Es geht weiter im Drehbuch des türkischen Präsidenten Recep Tayyip Erdoğan zur Zerschlagung der größten Oppositionspartei CHP. Am Montag hat die Polizei einem vom Gericht eingesetzten Zwangsverwalter gewaltsam Zugang zur Zentrale der CHP in Istanbul verschafft. Dabei kamen Reizgas, Gummiknüppel und Wasserwerfer zum Einsatz. Seit Sonntagabend war die Zentrale der Oppositionspartei von mehreren Hundert Polizisten umstellt worden.
Im Zentrum des Streits steht der ehemalige CHP-Abgeordnete Gürsel Tekin, der vom Gericht zum Zwangsverwalter eingesetzt wurde. Tekin gehört zum Führungszirkel des früheren CHP-Vorsitzenden Kemal Kilicdaroglu, der im Herbst 2023 abgewählt worden war. Statt des notorisch erfolglosen Kilicdaroglu waren als neues Führungsduo Özgür Özel und der Istanbuler Oberbürgermeister Ekrem Imamoglu gewählt wurden.
Auch in etlichen Regionalbüros waren neue Leute gewählt worden. Aus Ärger über ihre Abwahl vor zwei Jahren stellt Tekin sich nun, wie einige andere alte CHP-Kader, Erdoğan für die Zerschlagung der eigenen Partei zur Verfügung.
Teil dieses Erdogan'schen Drehbuchs zur Zerschlagung der CHP: Wegen angeblicher Unregelmäßigkeiten bei dem Parteitag im Oktober 2023, bei dem auch Tekin abgewählt worden war, hat am Dienstag vor einer Woche ein Gericht die gesamte Istanbuler CHP-Parteiführung ihrer Ämter enthoben – und stattdessen unter anderem Tekin eingesetzt.

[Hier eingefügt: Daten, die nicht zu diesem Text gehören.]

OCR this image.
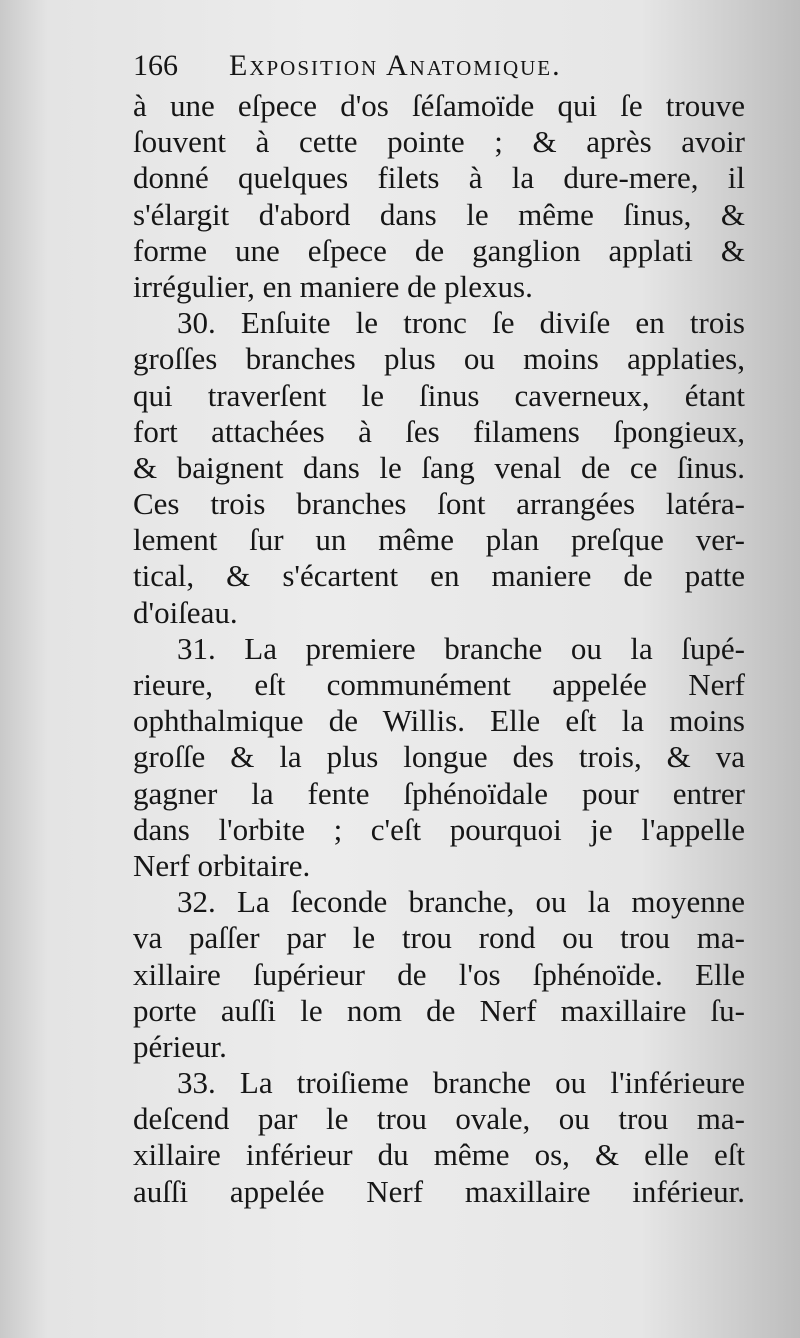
166	Exposition Anatomique.
à une eſpece d'os ſéſamoïde qui ſe trouve
ſouvent à cette pointe ; & après avoir
donné quelques filets à la dure-mere, il
s'élargit d'abord dans le même ſinus, &
forme une eſpece de ganglion applati &
irrégulier, en maniere de plexus.
30. Enſuite le tronc ſe diviſe en trois
groſſes branches plus ou moins applaties,
qui traverſent le ſinus caverneux, étant
fort attachées à ſes filamens ſpongieux,
& baignent dans le ſang venal de ce ſinus.
Ces trois branches ſont arrangées latéra-
lement ſur un même plan preſque ver-
tical, & s'écartent en maniere de patte
d'oiſeau.
31. La premiere branche ou la ſupé-
rieure, eſt communément appelée Nerf
ophthalmique de Willis. Elle eſt la moins
groſſe & la plus longue des trois, & va
gagner la fente ſphénoïdale pour entrer
dans l'orbite ; c'eſt pourquoi je l'appelle
Nerf orbitaire.
32. La ſeconde branche, ou la moyenne
va paſſer par le trou rond ou trou ma-
xillaire ſupérieur de l'os ſphénoïde. Elle
porte auſſi le nom de Nerf maxillaire ſu-
périeur.
33. La troiſieme branche ou l'inférieure
deſcend par le trou ovale, ou trou ma-
xillaire inférieur du même os, & elle eſt
auſſi appelée Nerf maxillaire inférieur.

Willfährige Justiz gegen lästige Konkurrenz
Trotz eines vom Gouverneur erlassenen Demonstrationsverbot waren tausende CHP-Anhänger dem Aufruf des CHP-Vorsitzenden Özgür Özel gefolgt und zur Zentrale gekommen, um die Installation von Tekin als Zwangsverwalter zu verhindern. Während der Auseinandersetzungen sind etliche Demonstranten verletzt und festgenommen worden. Am Montagnachmittag waren die CHP-Anhänger zu einem Sitzstreik vor der Istanbuler CHP-Zentrale übergegangen. Um die Demonstranten zu behindern, waren am Montag soziale Medien wie X, WhatsApp und Instagram nur noch eingeschränkt nutzbar.
Die CHP hatte Erdoğans AKP bei den Kommunalwahlen im Jahr 2024 deutlich geschlagen. In den Umfragen liegt die Partei jetzt rund zehn Prozent vor der Partei des Präsidenten. Seitdem versucht Erdoğan mithilfe einer willfähigen Justiz, sich die lästige Konkurrenz vom Hals schaffen. Teil dieses Versuchs war auch die Verhaftung seines Kontrahenten Ekrem Imamoglu im März dieses Jahres.
Es geht aber nicht nur um den Kampf einer eher linken gegen eine rechte Partei, sondern um eine grundsätzliche Weichenstellung für die Türkei. Erdoğans immer islamistisch-autoritärer agierende AKP will die säkulare CHP ausschalten, um aus der Republik Türkei wieder einen islamischen Staat zu machen, mit Erdogan als lebenslangem „Führer“. Das erklärt die Intensität der Auseinandersetzung zwischen dem gesundheitlich angeschlagenen 71- jährigen Erdoğan gegen die junge Führung der CHP.
Nachdem Erdoğan die Istanbuler Parteiführung ausgeschaltet hat, soll am kommenden Montag ebenfalls per bestelltem Gerichtsbeschluss auch die nationale Führung der CHP um Özgür Özel aus dem Amt katapultiert werden. Als nationaler Zwangsverwalter will sich dann der abgehalfterte Kemal Kilicdaroglu zur Verfügung stellen.
Die jetzige CHP-Führung hat dagegen schon den Termin für einen Sonderparteitag zur Wahl einer neuen Parteiführung angekündigt: am 21. September will die CHP die Scharade mit den Zwangsverwaltern wieder beenden.